Maria Eichhorn : Aux limites du réel
Arts visuels

Maria Eichhorn : Aux limites du réel

L’artiste allemande Maria Eichhorn est à l’affiche chez VOX avec une oeuvre intelligente. Elle y traite de censure, de liberté d’expression, de droits d’auteur…

Bien qu’elle bénéficie d’une très bonne réputation en Europe, son travail a été très peu montré en Amérique du Nord. C’est d’ailleurs sa première expo au Canada. L’artiste berlinoise Maria Eichhorn (née en 1962) a pourtant participé à la Documenta 11 à Cassel en 2002 et son oeuvre fut présentée de Paris à Londres, en passant par Istanbul et Séville. Et je dois dire tout mon intérêt, grandissant, pour ce type d’art conceptuel.

Ce genre de création n’est pas une panacée absolue aux travers d’un milieu de l’art postmoderne placé trop souvent sous la férule de l’argent. Néanmoins, il est toujours sympathique de voir dans cette attitude artistique, où l’objet est presque secondaire, une résistance au marché de l’art et à la dictature du fric. Heichhorn réalise des interventions presque sociologiques qui permettent de réfléchir à la place de l’art et de la culture dans nos sociétés, à la façon dont l’art travaille les limites sociales et économiques. Quelques exemples.
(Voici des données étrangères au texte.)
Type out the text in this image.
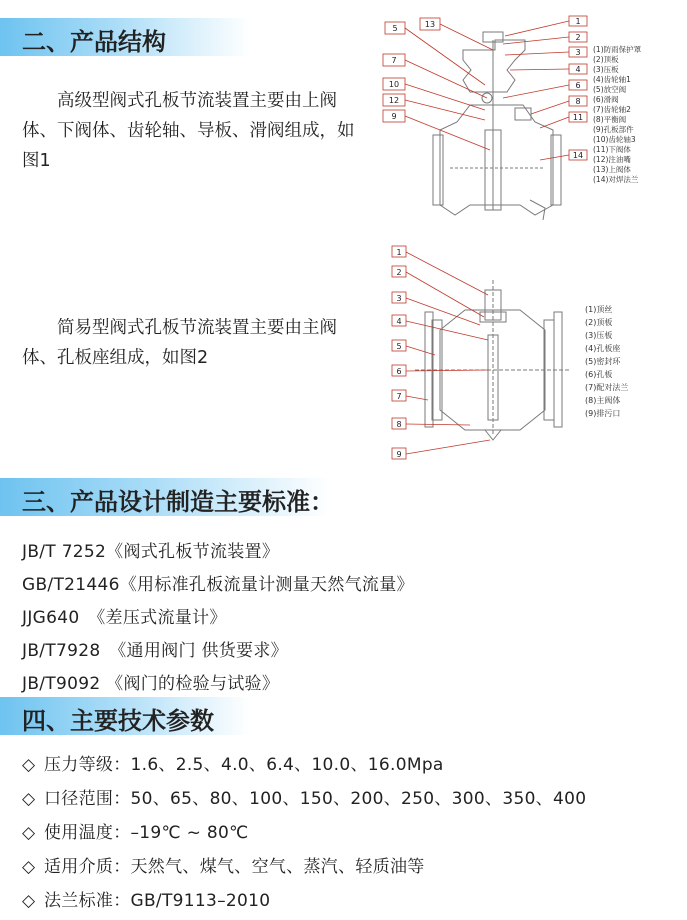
二、产品结构
　　高级型阀式孔板节流装置主要由上阀体、下阀体、齿轮轴、导板、滑阀组成，如图1
5	13
7
10
12
9
1
2
3
4
6
8
11
14
(1)防雨保护罩
(2)顶板
(3)压板
(4)齿轮轴1
(5)放空阀
(6)滑阀
(7)齿轮轴2
(8)平衡阀
(9)孔板部件
(10)齿轮轴3
(11)下阀体
(12)注油嘴
(13)上阀体
(14)对焊法兰
　　简易型阀式孔板节流装置主要由主阀体、孔板座组成，如图2
1
2
3
4
5
6
7
8
9
(1)顶丝
(2)顶板
(3)压板
(4)孔板座
(5)密封环
(6)孔板
(7)配对法兰
(8)主阀体
(9)排污口
三、产品设计制造主要标准：
JB/T 7252《阀式孔板节流装置》
GB/T21446《用标准孔板流量计测量天然气流量》
JJG640　《差压式流量计》
JB/T7928　《通用阀门 供货要求》
JB/T9092 《阀门的检验与试验》
四、主要技术参数
◇ 压力等级：1.6、2.5、4.0、6.4、10.0、16.0Mpa
◇ 口径范围：50、65、80、100、150、200、250、300、350、400
◇ 使用温度：–19℃ ~ 80℃
◇ 适用介质：天然气、煤气、空气、蒸汽、轻质油等
◇ 法兰标准：GB/T9113–2010
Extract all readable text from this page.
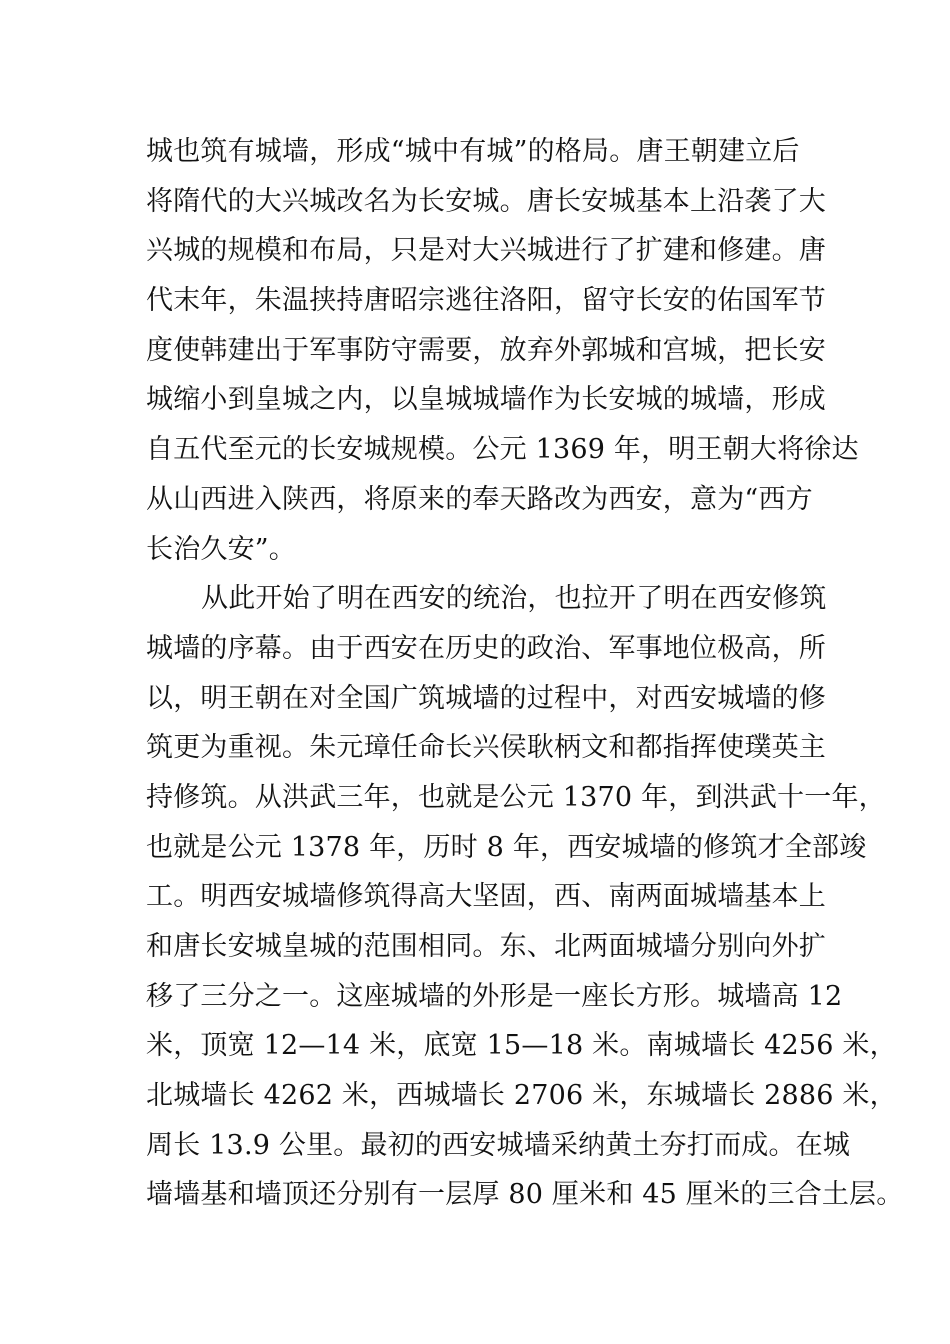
城也筑有城墙，形成“城中有城”的格局。唐王朝建立后
将隋代的大兴城改名为长安城。唐长安城基本上沿袭了大
兴城的规模和布局，只是对大兴城进行了扩建和修建。唐
代末年，朱温挟持唐昭宗逃往洛阳，留守长安的佑国军节
度使韩建出于军事防守需要，放弃外郭城和宫城，把长安
城缩小到皇城之内，以皇城城墙作为长安城的城墙，形成
自五代至元的长安城规模。公元 1369 年，明王朝大将徐达
从山西进入陕西，将原来的奉天路改为西安，意为“西方
长治久安”。
从此开始了明在西安的统治，也拉开了明在西安修筑
城墙的序幕。由于西安在历史的政治、军事地位极高，所
以，明王朝在对全国广筑城墙的过程中，对西安城墙的修
筑更为重视。朱元璋任命长兴侯耿柄文和都指挥使璞英主
持修筑。从洪武三年，也就是公元 1370 年，到洪武十一年，
也就是公元 1378 年，历时 8 年，西安城墙的修筑才全部竣
工。明西安城墙修筑得高大坚固，西、南两面城墙基本上
和唐长安城皇城的范围相同。东、北两面城墙分别向外扩
移了三分之一。这座城墙的外形是一座长方形。城墙高 12
米，顶宽 12—14 米，底宽 15—18 米。南城墙长 4256 米，
北城墙长 4262 米，西城墙长 2706 米，东城墙长 2886 米，
周长 13.9 公里。最初的西安城墙采纳黄土夯打而成。在城
墙墙基和墙顶还分别有一层厚 80 厘米和 45 厘米的三合土层。
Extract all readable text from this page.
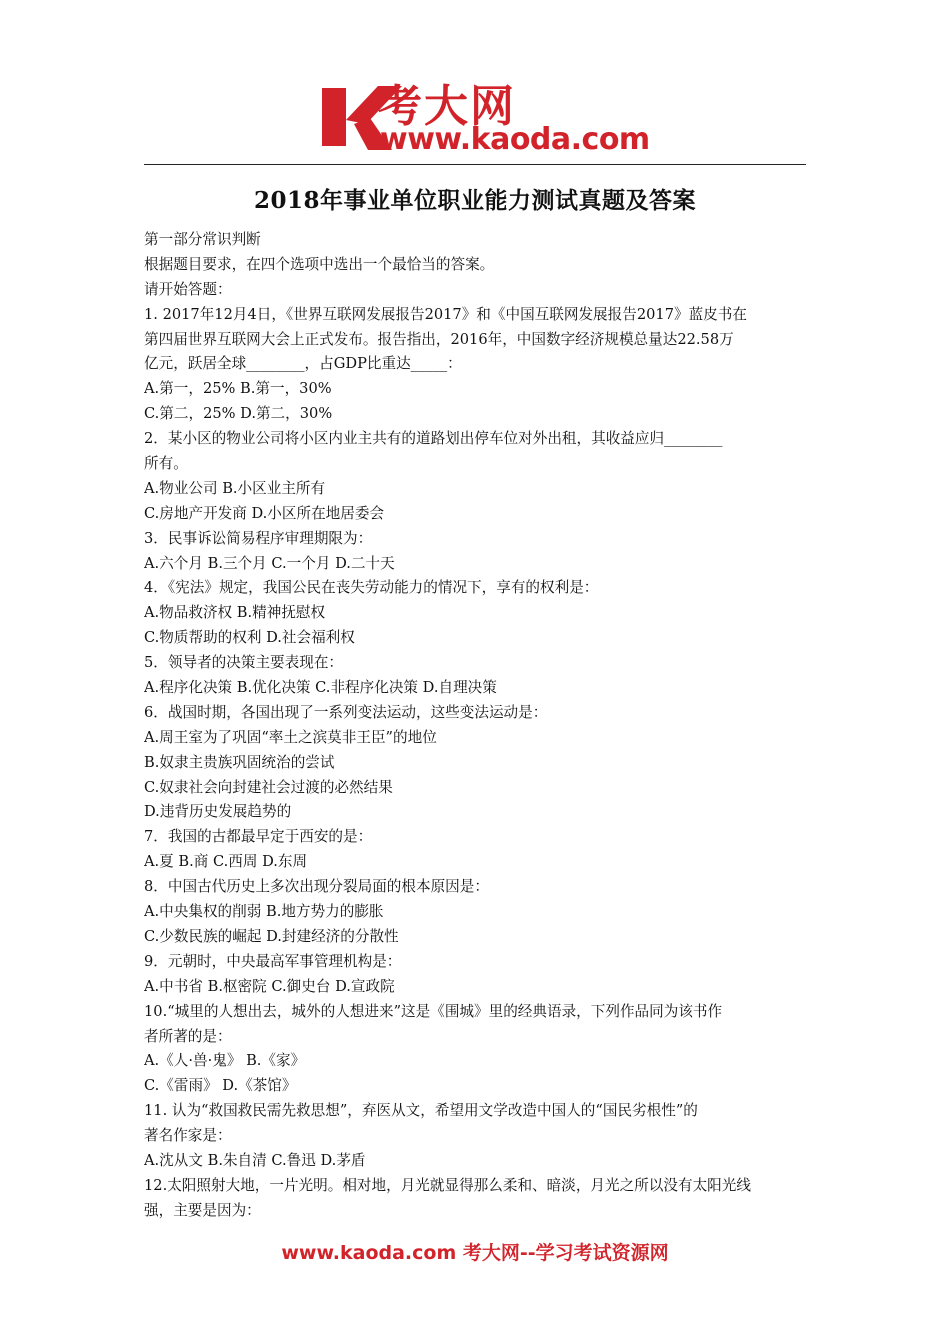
考大网
www.kaoda.com
2018年事业单位职业能力测试真题及答案
第一部分常识判断
根据题目要求，在四个选项中选出一个最恰当的答案。
请开始答题：
1. 2017年12月4日，《世界互联网发展报告2017》和《中国互联网发展报告2017》蓝皮书在
第四届世界互联网大会上正式发布。报告指出，2016年，中国数字经济规模总量达22.58万
亿元，跃居全球________，占GDP比重达_____：
A.第一，25% B.第一，30%
C.第二，25% D.第二，30%
2．某小区的物业公司将小区内业主共有的道路划出停车位对外出租，其收益应归________
所有。
A.物业公司 B.小区业主所有
C.房地产开发商 D.小区所在地居委会
3．民事诉讼简易程序审理期限为：
A.六个月 B.三个月 C.一个月 D.二十天
4．《宪法》规定，我国公民在丧失劳动能力的情况下，享有的权利是：
A.物品救济权 B.精神抚慰权
C.物质帮助的权利 D.社会福利权
5．领导者的决策主要表现在：
A.程序化决策 B.优化决策 C.非程序化决策 D.自理决策
6．战国时期，各国出现了一系列变法运动，这些变法运动是：
A.周王室为了巩固“率土之滨莫非王臣”的地位
B.奴隶主贵族巩固统治的尝试
C.奴隶社会向封建社会过渡的必然结果
D.违背历史发展趋势的
7．我国的古都最早定于西安的是：
A.夏 B.商 C.西周 D.东周
8．中国古代历史上多次出现分裂局面的根本原因是：
A.中央集权的削弱 B.地方势力的膨胀
C.少数民族的崛起 D.封建经济的分散性
9．元朝时，中央最高军事管理机构是：
A.中书省 B.枢密院 C.御史台 D.宣政院
10.“城里的人想出去，城外的人想进来”这是《围城》里的经典语录，下列作品同为该书作
者所著的是：
A.《人·兽·鬼》 B.《家》
C.《雷雨》 D.《茶馆》
11. 认为“救国救民需先救思想”，弃医从文，希望用文学改造中国人的“国民劣根性”的
著名作家是：
A.沈从文 B.朱自清 C.鲁迅 D.茅盾
12.太阳照射大地，一片光明。相对地，月光就显得那么柔和、暗淡，月光之所以没有太阳光线
强，主要是因为：
www.kaoda.com 考大网--学习考试资源网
Pour son projet Prohibited Imports, elle a envoyé des boîtes de livres de Berlin à Tokyo afin de tester la souplesse des douanes japonaises. Elle nous présente ces ouvrages, dont un de photographies de l’artiste Mapplethorpe qui a été censuré. En particulier, l’image d’un sexe masculin (au repos) y fut altérée… Mais qui a peur à ce point d’un pénis montré dans un livre? À voir cette page grattée, raturée, effacée, on se sent du côté des progressistes prêts à pourchasser les moralistes, "bitophobes" de tout acabit… Mais Eichhorn est une petite maligne. Elle nous oblige aussi à interroger nos propres limites.

Dans son installation Film Lexicon of Sexual Practices, elle nous propose de voir de courts films subtilement gênants. Une accueillante technicienne, qui procédera à la manipulation du matériel, vous proposera de choisir entre sept titres: Léchage de téton, Léchage d’oreille, French Kiss, La Morsure d’amour, Les Yeux, La Bouche, Le Cunnilingus. Une fois votre choix effectué, vous pourrez, pendant trois minutes, voir sur le mur de la galerie, avec les autres visiteurs, votre sélection… Rares sont ceux qui demandent le cunnilingus. Certains s’offusqueront peut-être et croiront que les locaux de VOX sont redevenus une porcherie du sexe (cet espace faisait anciennement partie de ce qu’on appelle joliment un "complexe de divertissements", avec arcade et peep-shows!). Mais les clients des peep-shows ne se rendront pas compte qu’ils se sont trompés de porte! Eichhorn questionne astucieusement la limite entre espace public et espace privé.

Que l’on ne croie pas qu’Eichhorn ne parle que de sexe. Elle nous offre aussi des oeuvres audio où elle discute avec des artistes (Daniel Buren, Adrian Piper et Lawrence Weiner) à propos des droits d’auteur. Un peu plus loin, elle documente son intervention à Istanbul, où elle a installé, sur une place publique, un panneau (qui fut censuré) où elle invitait des groupes de gauche à s’exprimer.

Un art qui teste judicieusement les limites du monde.